Sosyalist İşçi gazetesi 687. sayıda yayınlanan bu dosyayı Ozan Tekin hazırladı.
ABD işgalinin yarattığı yıkım
ABD tarihindeki en uzun savaş, “Sonsuz Özgürlük Operasyonu” adı verilen Afganistan işgali sona erdi. Taliban ülkenin yönetimini ele geçirdi. Ozan Tekin gelişmelerin arka planını tartışıyor.
11 Eylül saldırılarının ardından, ABD, El Kaide’nin operasyonlarına ev sahipliği yaptığı gerekçesiyle, “terörle mücadele” adı altında 2001 yılında Afganistan işgalini başlatmıştı. 20 yıl sonra, utanç verici bir yenilgiyle Afganistan’dan çekiliyor ve savaştığı güç ise bir haftada kontrolü sağlıyor.
775 binden fazla ABD askerinin görev aldığı ve 1 trilyon doların harcandığı işgal, geride en az 175 bin ölü Afgan bıraktı. Taliban’ın gücü ve etkisi kırılamadı. İşgalcilerin iddia ettiği gibi kadın hakları gelişmedi. Afganistan hâlâ dünyanın en yoksul 7. ülkesi.
ABD neden kaybetti?
Afganistan işgalinin amacı, 2000’li yılları “Yeni Bir Amerikan Yüzyılı” yapmaktı. Soğuk Savaş’ın ardından, ABD dünyanın hâlâ hegemonik kapitalist gücüydü; fakat İkinci Dünya Savaşı’nın ardından tüm dünyadaki üretim çıktısının yüzde 50’sine sahipken Stalinizm’in yıkıldığı sıralarda bu oran yüzde 20’ye gerilemişti. Çok kutuplu, farklı ekonomik merkezlerin ortaya çıktığı bir düzene geçildi. Ancak ABD’nin elinde Soğuk Savaş’ın getirdiği devasa bir militer güç vardı. Dolayısıyla, etkisini, bu askeri gücüne yaslanarak sürdürmeyi denedi. Ortadoğu’yu kan gölüne çeviren Afganistan ve Irak işgalleri, bu çabanın birer parçasıydı.

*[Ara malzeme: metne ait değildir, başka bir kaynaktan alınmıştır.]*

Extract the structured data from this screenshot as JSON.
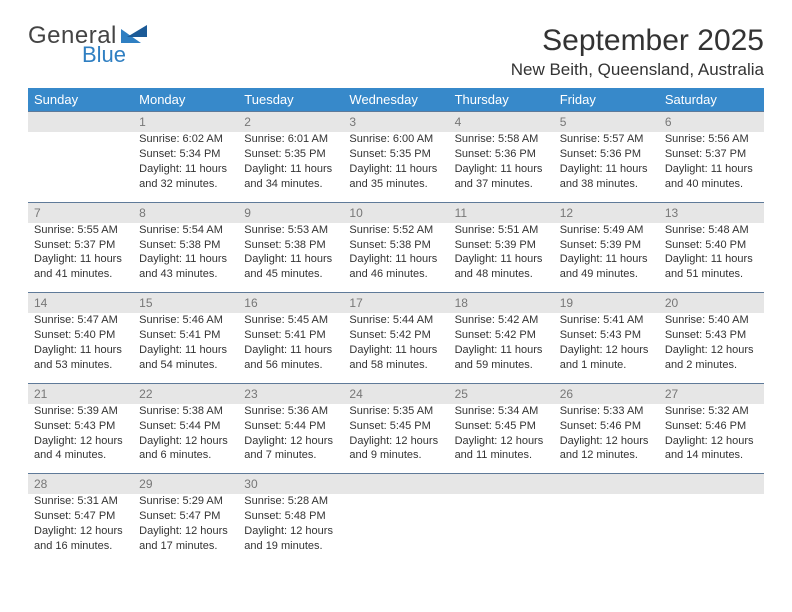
{
  "logo": {
    "word1": "General",
    "word2": "Blue"
  },
  "title": "September 2025",
  "location": "New Beith, Queensland, Australia",
  "colors": {
    "header_bg": "#3789ca",
    "header_text": "#ffffff",
    "daynum_bg": "#e6e6e6",
    "daynum_text": "#777777",
    "daynum_border": "#5f7a99",
    "body_text": "#333333",
    "logo_blue": "#2f7fc2",
    "page_bg": "#ffffff"
  },
  "typography": {
    "title_fontsize": 30,
    "location_fontsize": 17,
    "header_fontsize": 13,
    "cell_fontsize": 11,
    "daynum_fontsize": 12
  },
  "weekdays": [
    "Sunday",
    "Monday",
    "Tuesday",
    "Wednesday",
    "Thursday",
    "Friday",
    "Saturday"
  ],
  "weeks": [
    [
      null,
      {
        "n": "1",
        "sunrise": "Sunrise: 6:02 AM",
        "sunset": "Sunset: 5:34 PM",
        "daylight": "Daylight: 11 hours and 32 minutes."
      },
      {
        "n": "2",
        "sunrise": "Sunrise: 6:01 AM",
        "sunset": "Sunset: 5:35 PM",
        "daylight": "Daylight: 11 hours and 34 minutes."
      },
      {
        "n": "3",
        "sunrise": "Sunrise: 6:00 AM",
        "sunset": "Sunset: 5:35 PM",
        "daylight": "Daylight: 11 hours and 35 minutes."
      },
      {
        "n": "4",
        "sunrise": "Sunrise: 5:58 AM",
        "sunset": "Sunset: 5:36 PM",
        "daylight": "Daylight: 11 hours and 37 minutes."
      },
      {
        "n": "5",
        "sunrise": "Sunrise: 5:57 AM",
        "sunset": "Sunset: 5:36 PM",
        "daylight": "Daylight: 11 hours and 38 minutes."
      },
      {
        "n": "6",
        "sunrise": "Sunrise: 5:56 AM",
        "sunset": "Sunset: 5:37 PM",
        "daylight": "Daylight: 11 hours and 40 minutes."
      }
    ],
    [
      {
        "n": "7",
        "sunrise": "Sunrise: 5:55 AM",
        "sunset": "Sunset: 5:37 PM",
        "daylight": "Daylight: 11 hours and 41 minutes."
      },
      {
        "n": "8",
        "sunrise": "Sunrise: 5:54 AM",
        "sunset": "Sunset: 5:38 PM",
        "daylight": "Daylight: 11 hours and 43 minutes."
      },
      {
        "n": "9",
        "sunrise": "Sunrise: 5:53 AM",
        "sunset": "Sunset: 5:38 PM",
        "daylight": "Daylight: 11 hours and 45 minutes."
      },
      {
        "n": "10",
        "sunrise": "Sunrise: 5:52 AM",
        "sunset": "Sunset: 5:38 PM",
        "daylight": "Daylight: 11 hours and 46 minutes."
      },
      {
        "n": "11",
        "sunrise": "Sunrise: 5:51 AM",
        "sunset": "Sunset: 5:39 PM",
        "daylight": "Daylight: 11 hours and 48 minutes."
      },
      {
        "n": "12",
        "sunrise": "Sunrise: 5:49 AM",
        "sunset": "Sunset: 5:39 PM",
        "daylight": "Daylight: 11 hours and 49 minutes."
      },
      {
        "n": "13",
        "sunrise": "Sunrise: 5:48 AM",
        "sunset": "Sunset: 5:40 PM",
        "daylight": "Daylight: 11 hours and 51 minutes."
      }
    ],
    [
      {
        "n": "14",
        "sunrise": "Sunrise: 5:47 AM",
        "sunset": "Sunset: 5:40 PM",
        "daylight": "Daylight: 11 hours and 53 minutes."
      },
      {
        "n": "15",
        "sunrise": "Sunrise: 5:46 AM",
        "sunset": "Sunset: 5:41 PM",
        "daylight": "Daylight: 11 hours and 54 minutes."
      },
      {
        "n": "16",
        "sunrise": "Sunrise: 5:45 AM",
        "sunset": "Sunset: 5:41 PM",
        "daylight": "Daylight: 11 hours and 56 minutes."
      },
      {
        "n": "17",
        "sunrise": "Sunrise: 5:44 AM",
        "sunset": "Sunset: 5:42 PM",
        "daylight": "Daylight: 11 hours and 58 minutes."
      },
      {
        "n": "18",
        "sunrise": "Sunrise: 5:42 AM",
        "sunset": "Sunset: 5:42 PM",
        "daylight": "Daylight: 11 hours and 59 minutes."
      },
      {
        "n": "19",
        "sunrise": "Sunrise: 5:41 AM",
        "sunset": "Sunset: 5:43 PM",
        "daylight": "Daylight: 12 hours and 1 minute."
      },
      {
        "n": "20",
        "sunrise": "Sunrise: 5:40 AM",
        "sunset": "Sunset: 5:43 PM",
        "daylight": "Daylight: 12 hours and 2 minutes."
      }
    ],
    [
      {
        "n": "21",
        "sunrise": "Sunrise: 5:39 AM",
        "sunset": "Sunset: 5:43 PM",
        "daylight": "Daylight: 12 hours and 4 minutes."
      },
      {
        "n": "22",
        "sunrise": "Sunrise: 5:38 AM",
        "sunset": "Sunset: 5:44 PM",
        "daylight": "Daylight: 12 hours and 6 minutes."
      },
      {
        "n": "23",
        "sunrise": "Sunrise: 5:36 AM",
        "sunset": "Sunset: 5:44 PM",
        "daylight": "Daylight: 12 hours and 7 minutes."
      },
      {
        "n": "24",
        "sunrise": "Sunrise: 5:35 AM",
        "sunset": "Sunset: 5:45 PM",
        "daylight": "Daylight: 12 hours and 9 minutes."
      },
      {
        "n": "25",
        "sunrise": "Sunrise: 5:34 AM",
        "sunset": "Sunset: 5:45 PM",
        "daylight": "Daylight: 12 hours and 11 minutes."
      },
      {
        "n": "26",
        "sunrise": "Sunrise: 5:33 AM",
        "sunset": "Sunset: 5:46 PM",
        "daylight": "Daylight: 12 hours and 12 minutes."
      },
      {
        "n": "27",
        "sunrise": "Sunrise: 5:32 AM",
        "sunset": "Sunset: 5:46 PM",
        "daylight": "Daylight: 12 hours and 14 minutes."
      }
    ],
    [
      {
        "n": "28",
        "sunrise": "Sunrise: 5:31 AM",
        "sunset": "Sunset: 5:47 PM",
        "daylight": "Daylight: 12 hours and 16 minutes."
      },
      {
        "n": "29",
        "sunrise": "Sunrise: 5:29 AM",
        "sunset": "Sunset: 5:47 PM",
        "daylight": "Daylight: 12 hours and 17 minutes."
      },
      {
        "n": "30",
        "sunrise": "Sunrise: 5:28 AM",
        "sunset": "Sunset: 5:48 PM",
        "daylight": "Daylight: 12 hours and 19 minutes."
      },
      null,
      null,
      null,
      null
    ]
  ]
}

Bush ve Obama döneminde Afganistan’daki savaşı yöneten komutanlardan biri olan General Douglas Lute, oraya girdiklerinde ülke hakkında en ufak bir fikirlerinin olmadığını, ne yaptıklarını bilmediklerini itiraf ediyordu. Savunma Bakanı Donald Rumsfeld de 2003 yılında benzer şeyler söylemiş; Irak veya Afganistan’da “kötü çocukların” kim olduğunu ayırt edemediğini ifade etmişti. 2001 işgalinde ABD’nin müttefiki olan Kuzey İttifakı ile birlikte berbat hükümetler ülkeyi yönetmeye başladı. Savaş baronları, çeteciler ve uyuşturucu satıcılarından oluşan hükümetler halkın öfkesini artırdı. İlk başlarda fazla direniş olmasa da yıllar içerisinde ABD ve NATO güçlerine yapılan saldırıların sayısı hızla katlandı. ABD’nin desteklediği güçlerin “narkotik bir mafya rejimi” kurduğu Batılı gözlemciler açısından da kuvvetli bir kanı hâline geldi. Afganistan’da rüşvetçiliğin ve yozlaşmanın uzun bir tarihi var; fakat ABD’nin akıttığı paralar ve bunların hükümettekiler tarafından yenilmesiyle birlikte, bu durum görülmemiş boyutlara ulaştı. Diğer yanda Afgan halkının yüzde 47’si yoksulluk sınırının altında yaşıyordu.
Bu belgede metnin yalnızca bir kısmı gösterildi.